We asked TTP Clinical Specialist Nurse Ros Newton about what patients should expect after leaving hospital and beyond:
How often should patients expect to be seen once they leave hospital and what tests should they expect?
Post-acute episode patients can expect to be seen at least weekly for four weeks, as their Adamts13 recovers to normal/your baseline these visits will be extended to monthly for about three months and then 6 monthly. However, this may differ, depending on how you are clinically and what your Adamts13 is e.g. if repeated normal ADAMTS13, you may have less initial visits. Similarly, those who look like they may need elective treatment could have some extra visits
What signs or symptoms should patients be on the lookout for?
There are many signs/symptoms and the best thing to do if you are ever worried is to contact your nurse specialist. However look out for any sign of low platelets like bleeding, bruising, or petechial rash (the little red dots on your skin), or signs of anaemia such as fatigue. Unusual migraines or aura can also be an indication of low platelets, or any change in the colour of your urine. Essentially we have found that people know in themselves when they are not feeling right, and TTP can present in multiple ways, remembering how you were before your admission of acute TTP can be a good guide, however this does not mean you should ever ignore other symptoms and again if you are ever worried or unsure contact your team!
What should patients abstain from when in remission?
There is nothing specific patients should abstain from. They will need to be guided by how they are feeling but returning to normal life post treatment is the ultimate aim.
What nuggets of advice would you give to patients post episode?

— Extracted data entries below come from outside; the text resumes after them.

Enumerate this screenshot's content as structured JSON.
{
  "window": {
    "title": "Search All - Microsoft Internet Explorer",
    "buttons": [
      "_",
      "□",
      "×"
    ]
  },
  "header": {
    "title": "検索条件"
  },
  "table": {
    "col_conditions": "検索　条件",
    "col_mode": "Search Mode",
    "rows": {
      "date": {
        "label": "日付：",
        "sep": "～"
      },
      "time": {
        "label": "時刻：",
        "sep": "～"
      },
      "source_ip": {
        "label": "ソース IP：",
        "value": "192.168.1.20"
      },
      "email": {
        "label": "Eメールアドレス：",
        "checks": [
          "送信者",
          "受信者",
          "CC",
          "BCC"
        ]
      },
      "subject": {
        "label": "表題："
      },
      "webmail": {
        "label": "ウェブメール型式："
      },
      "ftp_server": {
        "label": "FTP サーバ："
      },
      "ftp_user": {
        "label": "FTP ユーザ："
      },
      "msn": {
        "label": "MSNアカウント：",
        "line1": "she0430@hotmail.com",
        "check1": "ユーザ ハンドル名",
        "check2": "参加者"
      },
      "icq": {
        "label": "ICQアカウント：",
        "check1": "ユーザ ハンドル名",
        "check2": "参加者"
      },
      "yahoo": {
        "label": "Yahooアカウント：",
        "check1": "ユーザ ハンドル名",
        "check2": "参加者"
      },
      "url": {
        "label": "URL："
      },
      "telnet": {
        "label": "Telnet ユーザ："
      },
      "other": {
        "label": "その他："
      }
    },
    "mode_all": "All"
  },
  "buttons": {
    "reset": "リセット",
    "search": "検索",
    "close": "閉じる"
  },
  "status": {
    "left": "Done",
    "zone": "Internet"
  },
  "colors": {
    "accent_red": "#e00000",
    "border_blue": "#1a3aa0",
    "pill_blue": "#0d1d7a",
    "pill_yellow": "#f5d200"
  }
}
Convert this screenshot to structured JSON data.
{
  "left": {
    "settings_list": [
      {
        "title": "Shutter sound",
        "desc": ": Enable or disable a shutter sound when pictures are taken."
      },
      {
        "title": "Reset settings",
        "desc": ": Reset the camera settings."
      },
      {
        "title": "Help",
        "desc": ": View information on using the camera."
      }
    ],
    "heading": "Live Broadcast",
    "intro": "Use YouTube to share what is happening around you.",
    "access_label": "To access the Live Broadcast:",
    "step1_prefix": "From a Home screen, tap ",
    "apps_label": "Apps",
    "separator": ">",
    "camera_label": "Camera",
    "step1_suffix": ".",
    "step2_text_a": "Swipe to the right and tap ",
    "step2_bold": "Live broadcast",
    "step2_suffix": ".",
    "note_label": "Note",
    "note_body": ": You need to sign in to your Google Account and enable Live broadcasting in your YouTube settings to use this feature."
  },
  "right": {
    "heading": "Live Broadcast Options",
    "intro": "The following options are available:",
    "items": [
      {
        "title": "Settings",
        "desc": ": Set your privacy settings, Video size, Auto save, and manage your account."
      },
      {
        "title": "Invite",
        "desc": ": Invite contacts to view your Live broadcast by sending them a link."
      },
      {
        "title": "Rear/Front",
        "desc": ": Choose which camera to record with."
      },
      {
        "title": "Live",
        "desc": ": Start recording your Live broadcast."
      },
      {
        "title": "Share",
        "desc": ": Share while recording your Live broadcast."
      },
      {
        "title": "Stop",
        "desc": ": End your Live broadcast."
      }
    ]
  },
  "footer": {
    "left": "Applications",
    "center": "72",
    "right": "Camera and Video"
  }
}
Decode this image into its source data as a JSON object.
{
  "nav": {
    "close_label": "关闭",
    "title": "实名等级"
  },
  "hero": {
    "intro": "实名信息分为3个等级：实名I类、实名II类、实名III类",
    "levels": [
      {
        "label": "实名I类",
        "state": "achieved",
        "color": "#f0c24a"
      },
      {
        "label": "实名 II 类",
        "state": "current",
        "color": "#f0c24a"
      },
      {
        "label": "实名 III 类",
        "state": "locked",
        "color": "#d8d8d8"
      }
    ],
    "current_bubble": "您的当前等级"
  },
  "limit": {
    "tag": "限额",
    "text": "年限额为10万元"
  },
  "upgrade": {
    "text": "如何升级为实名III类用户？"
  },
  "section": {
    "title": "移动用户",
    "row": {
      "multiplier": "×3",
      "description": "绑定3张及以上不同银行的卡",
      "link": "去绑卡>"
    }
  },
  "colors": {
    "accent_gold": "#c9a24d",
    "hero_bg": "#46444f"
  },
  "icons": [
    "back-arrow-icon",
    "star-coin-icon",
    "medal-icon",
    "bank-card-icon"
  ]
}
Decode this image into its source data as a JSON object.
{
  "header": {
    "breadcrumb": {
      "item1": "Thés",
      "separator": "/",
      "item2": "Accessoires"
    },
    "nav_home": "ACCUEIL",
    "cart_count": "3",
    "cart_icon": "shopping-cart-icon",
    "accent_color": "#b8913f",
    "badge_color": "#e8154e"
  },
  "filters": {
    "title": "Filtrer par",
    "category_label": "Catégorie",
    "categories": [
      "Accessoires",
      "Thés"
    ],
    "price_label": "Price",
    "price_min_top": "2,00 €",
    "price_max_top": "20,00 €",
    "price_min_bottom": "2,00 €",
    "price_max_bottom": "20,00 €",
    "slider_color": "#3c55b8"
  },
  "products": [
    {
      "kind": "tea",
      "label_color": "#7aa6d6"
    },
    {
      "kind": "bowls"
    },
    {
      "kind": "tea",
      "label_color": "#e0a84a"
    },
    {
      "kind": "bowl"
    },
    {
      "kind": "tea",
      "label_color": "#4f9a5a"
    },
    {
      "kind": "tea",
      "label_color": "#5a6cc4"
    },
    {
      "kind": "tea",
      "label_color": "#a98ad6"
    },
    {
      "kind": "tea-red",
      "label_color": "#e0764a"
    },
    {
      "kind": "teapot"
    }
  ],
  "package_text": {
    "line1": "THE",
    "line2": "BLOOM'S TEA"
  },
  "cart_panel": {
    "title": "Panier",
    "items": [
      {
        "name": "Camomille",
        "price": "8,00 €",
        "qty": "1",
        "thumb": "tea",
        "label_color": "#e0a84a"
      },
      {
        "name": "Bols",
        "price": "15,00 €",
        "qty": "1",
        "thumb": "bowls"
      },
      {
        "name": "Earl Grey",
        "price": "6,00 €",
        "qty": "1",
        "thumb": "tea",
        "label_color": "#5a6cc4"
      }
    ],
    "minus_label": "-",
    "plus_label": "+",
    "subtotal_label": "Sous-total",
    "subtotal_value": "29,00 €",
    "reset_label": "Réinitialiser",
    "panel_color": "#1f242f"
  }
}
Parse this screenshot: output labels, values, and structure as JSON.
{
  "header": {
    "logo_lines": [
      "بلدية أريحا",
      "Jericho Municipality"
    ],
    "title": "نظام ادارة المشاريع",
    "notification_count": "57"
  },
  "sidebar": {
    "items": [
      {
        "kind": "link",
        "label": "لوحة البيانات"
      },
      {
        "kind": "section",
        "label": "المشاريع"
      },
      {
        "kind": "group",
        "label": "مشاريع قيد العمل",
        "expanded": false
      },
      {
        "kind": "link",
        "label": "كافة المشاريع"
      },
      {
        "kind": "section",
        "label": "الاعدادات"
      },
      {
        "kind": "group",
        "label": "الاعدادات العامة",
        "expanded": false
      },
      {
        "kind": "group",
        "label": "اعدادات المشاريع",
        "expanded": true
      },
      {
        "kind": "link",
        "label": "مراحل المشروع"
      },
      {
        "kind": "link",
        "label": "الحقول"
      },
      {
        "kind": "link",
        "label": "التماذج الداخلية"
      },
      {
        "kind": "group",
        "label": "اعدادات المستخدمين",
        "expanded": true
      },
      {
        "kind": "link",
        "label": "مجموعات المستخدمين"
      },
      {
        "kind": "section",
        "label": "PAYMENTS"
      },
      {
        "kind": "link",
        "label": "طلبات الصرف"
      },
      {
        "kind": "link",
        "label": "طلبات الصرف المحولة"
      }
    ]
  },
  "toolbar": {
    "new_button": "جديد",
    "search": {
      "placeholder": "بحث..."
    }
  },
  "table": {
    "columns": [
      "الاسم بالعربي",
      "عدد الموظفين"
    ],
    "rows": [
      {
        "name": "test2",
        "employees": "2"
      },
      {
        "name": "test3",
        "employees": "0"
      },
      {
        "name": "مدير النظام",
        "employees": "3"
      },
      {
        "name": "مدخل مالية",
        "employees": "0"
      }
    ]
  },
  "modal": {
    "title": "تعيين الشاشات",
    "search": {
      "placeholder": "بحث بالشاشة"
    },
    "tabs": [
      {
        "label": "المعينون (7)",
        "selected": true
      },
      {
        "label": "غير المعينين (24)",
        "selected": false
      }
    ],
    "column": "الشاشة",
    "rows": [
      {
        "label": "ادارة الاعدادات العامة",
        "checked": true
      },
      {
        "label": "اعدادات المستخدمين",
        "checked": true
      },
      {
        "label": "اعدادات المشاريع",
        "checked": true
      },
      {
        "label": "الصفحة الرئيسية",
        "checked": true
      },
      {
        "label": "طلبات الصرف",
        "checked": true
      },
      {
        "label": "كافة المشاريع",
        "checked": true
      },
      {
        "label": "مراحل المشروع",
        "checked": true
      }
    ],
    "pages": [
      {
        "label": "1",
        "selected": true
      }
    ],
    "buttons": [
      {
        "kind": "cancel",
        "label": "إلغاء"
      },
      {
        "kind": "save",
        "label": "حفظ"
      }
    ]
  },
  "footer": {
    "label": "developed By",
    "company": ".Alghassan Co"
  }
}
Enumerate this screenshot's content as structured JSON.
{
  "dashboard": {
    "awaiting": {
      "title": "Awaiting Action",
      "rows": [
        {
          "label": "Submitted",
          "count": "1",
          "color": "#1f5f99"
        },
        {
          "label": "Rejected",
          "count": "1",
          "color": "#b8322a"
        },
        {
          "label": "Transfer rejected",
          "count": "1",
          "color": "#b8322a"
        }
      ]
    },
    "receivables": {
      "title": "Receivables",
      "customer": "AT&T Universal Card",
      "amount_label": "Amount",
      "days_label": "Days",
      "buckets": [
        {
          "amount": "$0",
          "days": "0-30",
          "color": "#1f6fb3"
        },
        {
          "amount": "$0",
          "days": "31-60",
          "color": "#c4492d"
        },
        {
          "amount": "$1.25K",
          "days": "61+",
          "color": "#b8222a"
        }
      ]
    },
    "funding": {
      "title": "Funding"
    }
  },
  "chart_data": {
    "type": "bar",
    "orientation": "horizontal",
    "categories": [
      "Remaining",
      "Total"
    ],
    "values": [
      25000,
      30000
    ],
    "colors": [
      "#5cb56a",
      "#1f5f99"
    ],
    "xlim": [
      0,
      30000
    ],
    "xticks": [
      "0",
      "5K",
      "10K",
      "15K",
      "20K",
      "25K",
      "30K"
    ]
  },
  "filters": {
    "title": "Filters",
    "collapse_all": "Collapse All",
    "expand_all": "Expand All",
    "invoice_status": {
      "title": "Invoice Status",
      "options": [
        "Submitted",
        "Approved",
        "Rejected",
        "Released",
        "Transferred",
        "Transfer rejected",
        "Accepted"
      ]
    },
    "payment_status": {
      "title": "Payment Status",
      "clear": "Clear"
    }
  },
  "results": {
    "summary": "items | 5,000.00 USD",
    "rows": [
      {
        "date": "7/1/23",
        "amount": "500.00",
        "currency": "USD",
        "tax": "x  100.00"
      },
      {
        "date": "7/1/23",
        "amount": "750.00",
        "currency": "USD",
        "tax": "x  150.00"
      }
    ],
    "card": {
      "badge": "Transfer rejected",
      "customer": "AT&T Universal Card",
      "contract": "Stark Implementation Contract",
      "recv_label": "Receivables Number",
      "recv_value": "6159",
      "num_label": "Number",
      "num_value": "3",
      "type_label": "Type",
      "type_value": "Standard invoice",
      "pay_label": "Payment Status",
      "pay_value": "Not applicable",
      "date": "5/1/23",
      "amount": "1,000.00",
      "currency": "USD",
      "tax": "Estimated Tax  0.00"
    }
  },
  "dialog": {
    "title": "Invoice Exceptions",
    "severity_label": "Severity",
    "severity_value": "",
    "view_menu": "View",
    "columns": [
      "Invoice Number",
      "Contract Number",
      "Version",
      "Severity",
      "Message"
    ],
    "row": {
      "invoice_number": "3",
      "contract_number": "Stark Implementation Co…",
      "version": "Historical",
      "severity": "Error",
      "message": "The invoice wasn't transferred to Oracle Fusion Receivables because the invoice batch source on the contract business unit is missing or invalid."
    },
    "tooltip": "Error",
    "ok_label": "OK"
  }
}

It is very common to experience low mood/anxiety post an episode so remember you are not alone, and this is not something you need to deal with on your own. Speak to your doctors and nurses, there is psychological help available and many patients access these services either for a short time post episode or some find them helpful longer term. Accessing the patient support network can also be a great support.
Join in on groups/fundraising, having a rare illness can feel isolating so coming to patient days or the Bridgethon can help you feel part of a wider community of people who know what you’ve been through
Take things slowly and listen to how you are feeling but doing a little more each day to return to normalcy helps!